“My Hands Are My Heart,” by Gabriel Orozco (Photo: Courtesy of the artist)

The Gabriel Orozco show at the MOMA has disappointed more critics than it has pleased. Orozco now is, after all, an international jet setter art star (who, as Deborah Sontag pointed out in her review in the New York Times, can afford to purchase an $8.8 million West Village town house “next door to the model Gisele Bündchen’s”). He had his first show at the MOMA as a 31 year old, a show that caught many off guard. Delightfully off guard.

Sontag writing about that previous show:

Then 31, peripatetic and studio-less, the artist, Gabriel Orozco, who belonged to a new generation rebelling against the expensive manufactured art objects of the 1980s, endeavored to produce as fresh and serendipitous a museum exhibition as possible.

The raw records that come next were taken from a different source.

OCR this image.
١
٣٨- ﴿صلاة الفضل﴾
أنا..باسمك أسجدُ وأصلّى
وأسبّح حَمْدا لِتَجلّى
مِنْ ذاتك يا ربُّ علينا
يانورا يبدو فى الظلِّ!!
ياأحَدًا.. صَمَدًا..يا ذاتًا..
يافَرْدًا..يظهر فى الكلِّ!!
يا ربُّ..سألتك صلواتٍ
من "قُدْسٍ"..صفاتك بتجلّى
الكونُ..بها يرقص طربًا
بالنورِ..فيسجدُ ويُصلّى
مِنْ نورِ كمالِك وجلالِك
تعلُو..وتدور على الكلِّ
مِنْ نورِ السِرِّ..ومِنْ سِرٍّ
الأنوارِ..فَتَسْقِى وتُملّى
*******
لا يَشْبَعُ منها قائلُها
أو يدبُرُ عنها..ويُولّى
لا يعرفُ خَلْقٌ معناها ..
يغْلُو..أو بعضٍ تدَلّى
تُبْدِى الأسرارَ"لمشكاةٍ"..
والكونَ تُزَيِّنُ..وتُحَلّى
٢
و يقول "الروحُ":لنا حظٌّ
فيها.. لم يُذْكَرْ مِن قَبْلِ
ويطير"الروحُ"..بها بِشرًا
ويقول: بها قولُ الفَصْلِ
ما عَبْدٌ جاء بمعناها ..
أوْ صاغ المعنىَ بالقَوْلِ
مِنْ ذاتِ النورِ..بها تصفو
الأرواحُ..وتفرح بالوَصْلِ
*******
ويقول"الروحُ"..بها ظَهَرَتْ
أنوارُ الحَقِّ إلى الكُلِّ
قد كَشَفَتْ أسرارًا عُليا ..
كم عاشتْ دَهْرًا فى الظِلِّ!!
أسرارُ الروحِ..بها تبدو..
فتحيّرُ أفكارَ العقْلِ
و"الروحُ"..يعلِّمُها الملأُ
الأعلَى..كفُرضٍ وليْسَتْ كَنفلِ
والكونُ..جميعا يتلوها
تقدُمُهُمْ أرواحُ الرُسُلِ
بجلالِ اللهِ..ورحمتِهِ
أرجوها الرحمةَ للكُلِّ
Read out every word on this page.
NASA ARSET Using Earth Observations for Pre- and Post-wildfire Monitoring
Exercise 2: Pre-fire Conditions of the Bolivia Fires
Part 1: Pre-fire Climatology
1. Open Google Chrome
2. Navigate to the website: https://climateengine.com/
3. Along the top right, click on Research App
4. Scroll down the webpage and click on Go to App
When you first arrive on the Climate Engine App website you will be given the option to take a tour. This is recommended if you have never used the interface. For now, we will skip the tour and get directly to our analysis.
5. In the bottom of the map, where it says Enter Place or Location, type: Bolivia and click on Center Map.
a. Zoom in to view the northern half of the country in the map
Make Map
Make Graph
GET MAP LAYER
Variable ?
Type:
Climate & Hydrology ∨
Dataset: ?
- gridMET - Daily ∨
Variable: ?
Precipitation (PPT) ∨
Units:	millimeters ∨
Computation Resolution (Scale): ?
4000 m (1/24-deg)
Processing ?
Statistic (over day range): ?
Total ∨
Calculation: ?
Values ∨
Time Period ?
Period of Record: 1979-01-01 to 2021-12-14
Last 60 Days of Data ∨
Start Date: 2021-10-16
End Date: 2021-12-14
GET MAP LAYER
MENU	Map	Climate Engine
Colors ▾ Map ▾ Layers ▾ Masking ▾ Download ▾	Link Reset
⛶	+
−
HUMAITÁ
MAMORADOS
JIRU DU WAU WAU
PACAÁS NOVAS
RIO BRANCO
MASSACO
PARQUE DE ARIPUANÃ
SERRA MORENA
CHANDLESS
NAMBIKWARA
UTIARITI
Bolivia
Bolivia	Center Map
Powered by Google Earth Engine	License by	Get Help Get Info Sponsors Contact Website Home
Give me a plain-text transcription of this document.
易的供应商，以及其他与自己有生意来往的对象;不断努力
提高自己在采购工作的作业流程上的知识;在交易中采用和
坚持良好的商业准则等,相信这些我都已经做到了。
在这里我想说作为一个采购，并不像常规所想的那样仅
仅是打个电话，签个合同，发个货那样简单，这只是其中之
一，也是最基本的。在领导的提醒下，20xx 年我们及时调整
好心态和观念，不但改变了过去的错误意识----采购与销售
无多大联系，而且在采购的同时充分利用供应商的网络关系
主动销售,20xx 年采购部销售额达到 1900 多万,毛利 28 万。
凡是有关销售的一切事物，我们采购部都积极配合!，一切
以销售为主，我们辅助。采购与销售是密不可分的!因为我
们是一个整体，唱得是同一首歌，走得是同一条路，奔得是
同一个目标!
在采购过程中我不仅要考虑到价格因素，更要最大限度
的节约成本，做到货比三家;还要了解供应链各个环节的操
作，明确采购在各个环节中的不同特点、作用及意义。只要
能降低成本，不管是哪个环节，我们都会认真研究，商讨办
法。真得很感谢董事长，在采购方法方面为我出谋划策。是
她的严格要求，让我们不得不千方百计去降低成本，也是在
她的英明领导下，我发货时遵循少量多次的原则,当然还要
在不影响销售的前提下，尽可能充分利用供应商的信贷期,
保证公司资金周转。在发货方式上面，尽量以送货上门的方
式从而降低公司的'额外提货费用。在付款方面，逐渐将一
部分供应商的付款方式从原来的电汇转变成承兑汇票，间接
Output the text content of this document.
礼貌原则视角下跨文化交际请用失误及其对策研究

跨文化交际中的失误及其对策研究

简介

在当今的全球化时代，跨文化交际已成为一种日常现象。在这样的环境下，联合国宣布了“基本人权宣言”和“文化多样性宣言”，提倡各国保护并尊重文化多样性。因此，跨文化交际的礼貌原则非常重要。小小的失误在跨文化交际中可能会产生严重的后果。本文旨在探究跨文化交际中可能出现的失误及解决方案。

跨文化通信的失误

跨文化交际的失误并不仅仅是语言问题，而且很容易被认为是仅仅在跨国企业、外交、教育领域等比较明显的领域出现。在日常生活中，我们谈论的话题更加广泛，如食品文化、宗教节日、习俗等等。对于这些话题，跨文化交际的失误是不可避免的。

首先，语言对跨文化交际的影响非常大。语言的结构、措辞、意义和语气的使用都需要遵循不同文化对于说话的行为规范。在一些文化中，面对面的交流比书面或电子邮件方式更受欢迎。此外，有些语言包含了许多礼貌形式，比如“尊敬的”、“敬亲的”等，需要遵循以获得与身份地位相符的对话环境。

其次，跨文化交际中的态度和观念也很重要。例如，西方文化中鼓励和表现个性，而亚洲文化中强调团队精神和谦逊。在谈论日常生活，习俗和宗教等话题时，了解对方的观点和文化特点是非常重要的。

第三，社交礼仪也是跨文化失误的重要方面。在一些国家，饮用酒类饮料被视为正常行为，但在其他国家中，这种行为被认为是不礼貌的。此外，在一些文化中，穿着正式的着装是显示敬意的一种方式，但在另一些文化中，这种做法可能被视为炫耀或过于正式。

Rejecting the pristine gallery used by MoMA’s Project Series for emerging artists, Mr. Orozco chose instead the museum’s nooks and crannies: a space between escalators for a scroll of phone numbers, a corner of the sculpture garden for a hammock between trees. What many remember best about that small show was a whimsical piece not even in the museum itself: “Home Run,” an arrangement of fresh oranges in the apartment and office windows across 54th Street.

Fast forward 16 years. This new show, writes Sontag, is “as concrete as the first show was ephemeral, as planned as it was improvised and as splashy as it was quiet.” Jerry Saltz in New York Magazine writes, “The show is sometimes stirring and surprising, sometimes only elegant, and occasionally empty, knowing decoration.” In general, the response has been a muted stupor.

I have followed Orozco enough to understand some of the let down. I loved the installation 16 years ago. There were moments in this show, like looking at his paintings and wall imagery, when I just couldn’t connect with the what, where or why. Orozco has said that “I want to disappoint the expectations of the one who waits to be amazed.” Perhaps that is the what, where and why.

But then there were other encounters with this show that lifted me right out of the room, into that mysterious zone of inexpressible joy that connecting with art can produce. A large platform of random objects made by Orozco’s hand was a sculptor’s equivalent of a sketch book—raw strokes, undeveloped ideas, pregnant possibilities. In other words, a glimpse into the mind of Orozco at play. “I don’t like a big enterprise of people working for me,” he said. “I don’t want to be a master. I want to be a kid. To keep making art, you have to put yourself in the position of a beginner. You have to be excited by a stone on the sidewalk or, like a child, the flight of a bird.” (From Solomon’s review.)

There are a few of his objects that have primordial staying power. Small eyes embedded in the rooted bottom of a tree, turned on its side. Photographs of streets that are both random and sublime. A white room with just a few Dannon yogurt tops.

Jerry Saltz captures some of its unforgettable nature:

For a real wallop of that sensation, visitors can step into a small gallery where MoMA has installed Orozco’s Yogurt Caps, the artist’s ultimate small-gesture-with-strange impact work and an homage to the Empty Gallery as Work of Art. Made in 1994, and consisting of four clear blue-rimmed Dannon lids, each nailed to the center of one wall of an otherwise bare room, it’s one of the most vexing artworks of the past two decades. Somehow Yogurt Caps transforms the gallery into something both more and less visible. The space becomes about emptiness and fullness, caring and not caring, the drained and the charged, passivity, portals, pissing people off, location, dislocation, irony, sincerity. It destroys the temple of Richard Serra.

On display through March 1, it is worth the visit.